Massachusetts-based Lantos Technologies has announced clearance from the United States Food & Drug Administration (FDA) to market the Lantos 3D Ear Scanning System.  Initially developed in the laboratories of Massachusetts Institute of Technology, the system streamlines the process of obtaining ear topology measurements for custom-fit earpiece devices.  The Lantos System is the first 3D ear scanning technology to attain clearance as a 510(k) Medical Device.

Lantos’ technology is designed to replace the current process of taking a silicone impression for the production of custom-fit ear devices.  According to Jeffrey Leathe, CEO and Chairman of the Board at Lantos, “The straightforward process of obtaining a 3D representation of the ear canal by our system provides opportunities to improve efficiencies across the hearing device value chain.  We are excited to receive FDA 510(k) clearance – it demonstrates our commitment to offer innovative and disruptive technology that is both safe and efficacious”.

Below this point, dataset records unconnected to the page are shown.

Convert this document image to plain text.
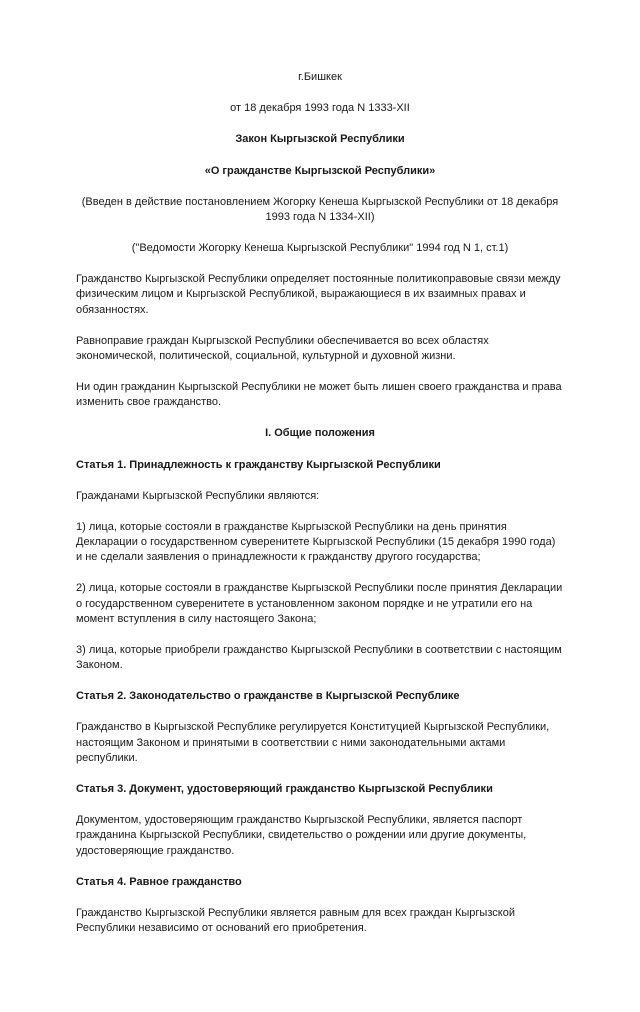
г.Бишкек

от 18 декабря 1993 года N 1333-XII

Закон Кыргызской Республики

«О гражданстве Кыргызской Республики»

(Введен в действие постановлением Жогорку Кенеша Кыргызской Республики от 18 декабря 1993 года N 1334-XII)

("Ведомости Жогорку Кенеша Кыргызской Республики" 1994 год N 1, ст.1)

Гражданство Кыргызской Республики определяет постоянные политикоправовые связи между физическим лицом и Кыргызской Республикой, выражающиеся в их взаимных правах и обязанностях.

Равноправие граждан Кыргызской Республики обеспечивается во всех областях экономической, политической, социальной, культурной и духовной жизни.

Ни один гражданин Кыргызской Республики не может быть лишен своего гражданства и права изменить свое гражданство.

I. Общие положения

Статья 1. Принадлежность к гражданству Кыргызской Республики

Гражданами Кыргызской Республики являются:

1) лица, которые состояли в гражданстве Кыргызской Республики на день принятия Декларации о государственном суверенитете Кыргызской Республики (15 декабря 1990 года) и не сделали заявления о принадлежности к гражданству другого государства;

2) лица, которые состояли в гражданстве Кыргызской Республики после принятия Декларации о государственном суверенитете в установленном законом порядке и не утратили его на момент вступления в силу настоящего Закона;

3) лица, которые приобрели гражданство Кыргызской Республики в соответствии с настоящим Законом.

Статья 2. Законодательство о гражданстве в Кыргызской Республике

Гражданство в Кыргызской Республике регулируется Конституцией Кыргызской Республики, настоящим Законом и принятыми в соответствии с ними законодательными актами республики.

Статья 3. Документ, удостоверяющий гражданство Кыргызской Республики

Документом, удостоверяющим гражданство Кыргызской Республики, является паспорт гражданина Кыргызской Республики, свидетельство о рождении или другие документы, удостоверяющие гражданство.

Статья 4. Равное гражданство

Гражданство Кыргызской Республики является равным для всех граждан Кыргызской Республики независимо от оснований его приобретения.
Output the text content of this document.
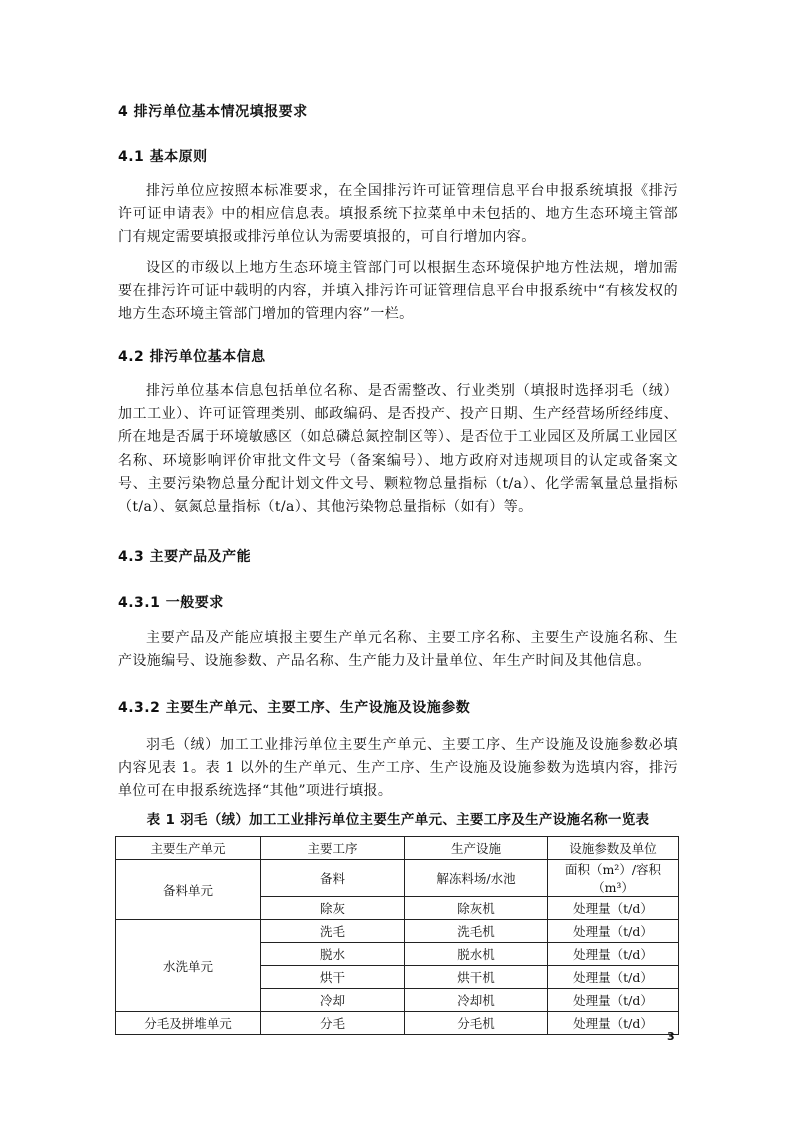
4 排污单位基本情况填报要求
4.1 基本原则
排污单位应按照本标准要求，在全国排污许可证管理信息平台申报系统填报《排污许可证申请表》中的相应信息表。填报系统下拉菜单中未包括的、地方生态环境主管部门有规定需要填报或排污单位认为需要填报的，可自行增加内容。
设区的市级以上地方生态环境主管部门可以根据生态环境保护地方性法规，增加需要在排污许可证中载明的内容，并填入排污许可证管理信息平台申报系统中“有核发权的地方生态环境主管部门增加的管理内容”一栏。
4.2 排污单位基本信息
排污单位基本信息包括单位名称、是否需整改、行业类别（填报时选择羽毛（绒）加工工业）、许可证管理类别、邮政编码、是否投产、投产日期、生产经营场所经纬度、所在地是否属于环境敏感区（如总磷总氮控制区等）、是否位于工业园区及所属工业园区名称、环境影响评价审批文件文号（备案编号）、地方政府对违规项目的认定或备案文号、主要污染物总量分配计划文件文号、颗粒物总量指标（t/a）、化学需氧量总量指标（t/a）、氨氮总量指标（t/a）、其他污染物总量指标（如有）等。
4.3 主要产品及产能
4.3.1 一般要求
主要产品及产能应填报主要生产单元名称、主要工序名称、主要生产设施名称、生产设施编号、设施参数、产品名称、生产能力及计量单位、年生产时间及其他信息。
4.3.2 主要生产单元、主要工序、生产设施及设施参数
羽毛（绒）加工工业排污单位主要生产单元、主要工序、生产设施及设施参数必填内容见表 1。表 1 以外的生产单元、生产工序、生产设施及设施参数为选填内容，排污单位可在申报系统选择“其他”项进行填报。
表 1 羽毛（绒）加工工业排污单位主要生产单元、主要工序及生产设施名称一览表
主要生产单元	主要工序	生产设施	设施参数及单位
备料单元	备料	解冻料场/水池	面积（m²）/容积（m³）
	除灰	除灰机	处理量（t/d）
水洗单元	洗毛	洗毛机	处理量（t/d）
	脱水	脱水机	处理量（t/d）
	烘干	烘干机	处理量（t/d）
	冷却	冷却机	处理量（t/d）
分毛及拼堆单元	分毛	分毛机	处理量（t/d）
3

The Lantos 3D Ear Scanning System is composed of a portable handheld scanner with a video otoscope for visualization and navigation of the ear canal.  A membrane-based consumable expands to conform to the ear canal anatomy.  The scope captures images and generates a 3D scan of the ear using state-of-the-art optics and stitching algorithms in less than one minute.  This approach enables the ability to measure changes in ear canal shape that accompany body movements such as opening the mouth, producing a dynamic 3D image of the canal that can be transferred electronically in a format applicable to any device manufacturer.

Possible applications include the hearing aid, consumer audio, industrial noise protection, military and communication markets.  The 3D Ear Scanning System will be commercially available later this year.